O que não tem sido natural é a culpa que estamos sentindo e o excesso de julgamento que fazemos sobre o nosso comportamento alimentar e sobre nossa imagem corporal.
No meu consultório, vejo o tempo todo que na maioria das vezes não é o peso que nos adoece — e sim o olhar duro que lançamos sobre nós mesmas.
Toda vez que nos olhamos com rigidez, que dizemos palavras duras sobre a nossa imagem, que nos enxergamos com raiva no espelho, estamos dando voz a um sistema que lucra muito quando a gente se odeia.
Já passou da hora de mudarmos esse discurso. Mas mudar esse discurso não é só parar de nos criticarmos no espelho. É mais profundo. É sobre reaprender a nos ver com humanidade.
É entender que não somos máquinas de autocontrole, nem vitrines ambulantes para agradar expectativas alheias.
Somos seres humanos com hormônios que oscilam, rotinas exaustivas, noites mal dormidas, medos que ninguém vê e uma pressão constante para sermos produtivos, fortes, leves, bem-sucedidos… tudo junto e misturado.
E, no meio de tudo isso, ainda precisamos lidar com os nossos duros julgamentos por querermos comer um pão quentinho ou por não termos forças para malhar no dia mais frio da semana?

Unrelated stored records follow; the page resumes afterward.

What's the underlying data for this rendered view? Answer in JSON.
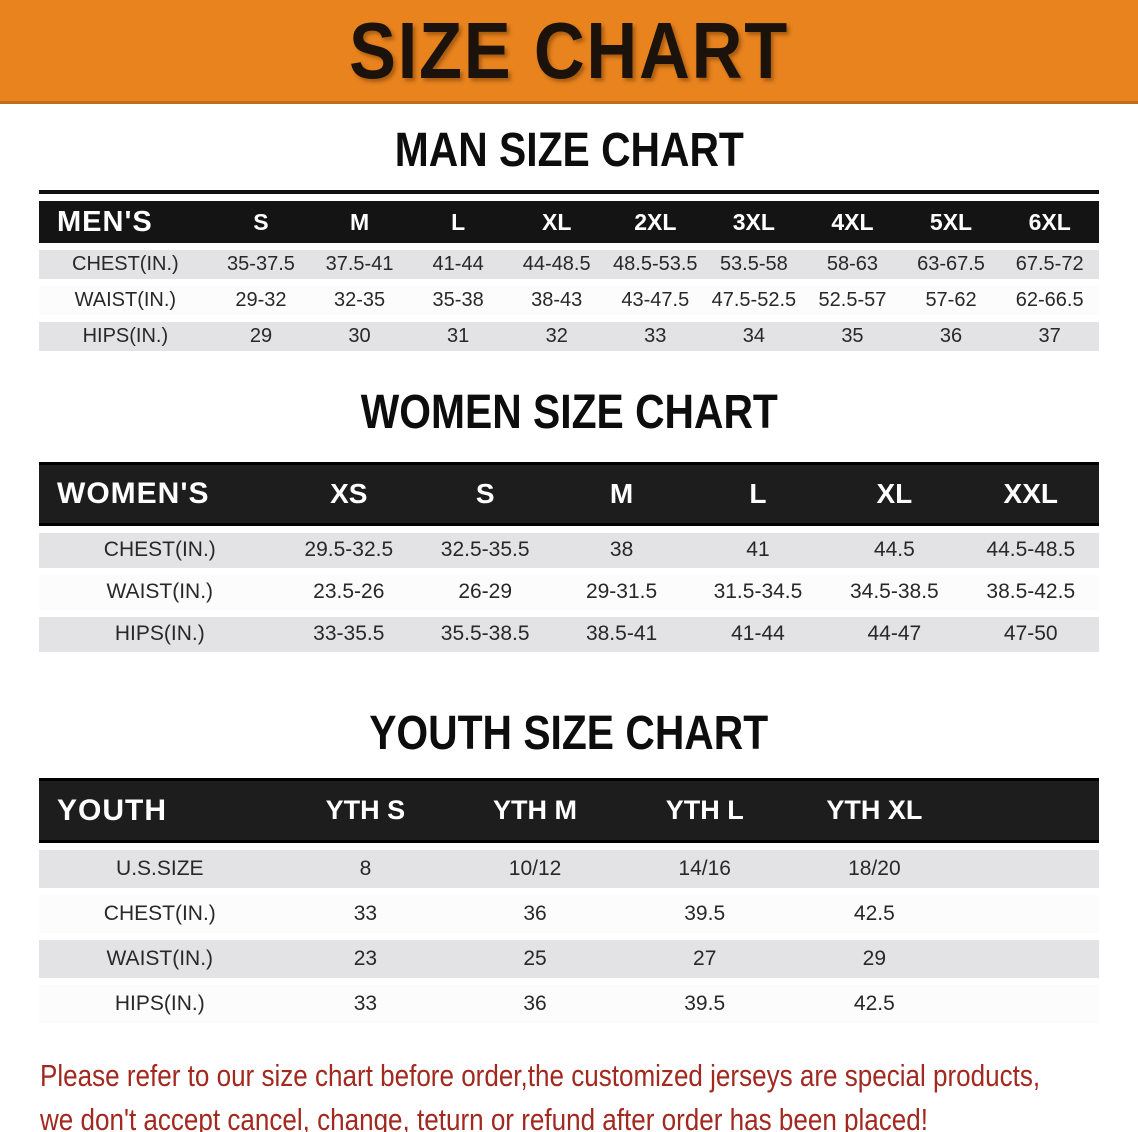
{
  "banner": {
    "title": "SIZE CHART"
  },
  "theme": {
    "banner-bg": "#e8831e",
    "banner-edge": "#c06e1c",
    "banner-text": "#1b130b",
    "band-bg": "#1a1a1a",
    "band-text": "#ffffff",
    "shade-row": "#e3e3e6",
    "plain-row": "#fcfcfc",
    "cell-text": "#28282a",
    "title-text": "#0d0d0d",
    "footer-red": "#a1291f"
  },
  "sections": {
    "men": {
      "title": "MAN SIZE CHART"
    },
    "women": {
      "title": "WOMEN SIZE CHART"
    },
    "youth": {
      "title": "YOUTH SIZE CHART"
    }
  },
  "tables": {
    "men": {
      "header": [
        "MEN'S",
        "S",
        "M",
        "L",
        "XL",
        "2XL",
        "3XL",
        "4XL",
        "5XL",
        "6XL"
      ],
      "rows": [
        [
          "CHEST(IN.)",
          "35-37.5",
          "37.5-41",
          "41-44",
          "44-48.5",
          "48.5-53.5",
          "53.5-58",
          "58-63",
          "63-67.5",
          "67.5-72"
        ],
        [
          "WAIST(IN.)",
          "29-32",
          "32-35",
          "35-38",
          "38-43",
          "43-47.5",
          "47.5-52.5",
          "52.5-57",
          "57-62",
          "62-66.5"
        ],
        [
          "HIPS(IN.)",
          "29",
          "30",
          "31",
          "32",
          "33",
          "34",
          "35",
          "36",
          "37"
        ]
      ]
    },
    "women": {
      "header": [
        "WOMEN'S",
        "XS",
        "S",
        "M",
        "L",
        "XL",
        "XXL"
      ],
      "rows": [
        [
          "CHEST(IN.)",
          "29.5-32.5",
          "32.5-35.5",
          "38",
          "41",
          "44.5",
          "44.5-48.5"
        ],
        [
          "WAIST(IN.)",
          "23.5-26",
          "26-29",
          "29-31.5",
          "31.5-34.5",
          "34.5-38.5",
          "38.5-42.5"
        ],
        [
          "HIPS(IN.)",
          "33-35.5",
          "35.5-38.5",
          "38.5-41",
          "41-44",
          "44-47",
          "47-50"
        ]
      ]
    },
    "youth": {
      "header": [
        "YOUTH",
        "YTH S",
        "YTH M",
        "YTH L",
        "YTH XL"
      ],
      "columns": 6,
      "rows": [
        [
          "U.S.SIZE",
          "8",
          "10/12",
          "14/16",
          "18/20"
        ],
        [
          "CHEST(IN.)",
          "33",
          "36",
          "39.5",
          "42.5"
        ],
        [
          "WAIST(IN.)",
          "23",
          "25",
          "27",
          "29"
        ],
        [
          "HIPS(IN.)",
          "33",
          "36",
          "39.5",
          "42.5"
        ]
      ]
    }
  },
  "footer": {
    "line1": "Please refer to our size chart before order,the customized jerseys are special products,",
    "line2": "we don't accept cancel, change, teturn or refund after order has been placed!"
  }
}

Ah, pelo amor de Deus… isso não é autocuidado. Isso é autoexigência das mais duras.
É preciso abrirmos espaço para outra forma de olharmos para nós mesmas. Uma forma mais justa, mais real, mais possível.
Uma forma que não nos condene, mas que nos abrace — exatamente como damos conta de ser hoje.
Mas como se acolher melhor? Por onde começar?
- Reduza o autojulgamento, aumente a curiosidade.
Em vez de pensar “por que comi isso de novo?”, pergunte: “o que eu estava sentindo quando comi?”.
Entender seu comportamento é o primeiro passo para cuidar — e não para punir.
- Movimente o corpo como um ato de carinho, não de dívida.
Sabe aquela frase “tá pago”? Não fale mais isso. Se a academia parece pesada, escolha algo mais leve e possível. Dançar, alongar-se, caminhar no sol da manhã… Qualquer movimento feito com prazer tem mais efeito do que esforço com raiva.
- Planeje o que puder — mas abrace a sua imperfeição.
Fazer uma sopa nutritiva, preparar um chá gostoso ou deixar frutas cortadas à mão já é autocuidado. Não precisa ser “perfeito”, só precisa ser gentil.
- Desconecte-se do ideal, reconecte-se com a realidade.
Evite perfis que te deixam mal.
Siga vozes que falam de corpo real, saúde emocional e verdade.
Você não precisa de mais cobrança — precisa de mais verdade.
- Fale consigo mesma como falaria com uma amiga querida.
Se você não diria a ela “sua preguiçosa, descontrolada, sem foco”, então por que diz isso a si mesma? Gentileza é força.
Você não precisa atravessar o inverno brigando com o seu corpo, nem tentando caber num padrão que nem foi você quem escolheu. Seu corpo muda — e isso é sinal de vida, de adaptação, de saúde. Mas o seu valor, esse permanece. Inteiro. Inabalável.
Que esse seja o inverno em que você se cubra de afeto, se alimente com presença, se mova com liberdade e se olhe com o respeito que merece.
Você não precisa esperar a próxima estação para começar a se amar. Você pode começar hoje. Que tal?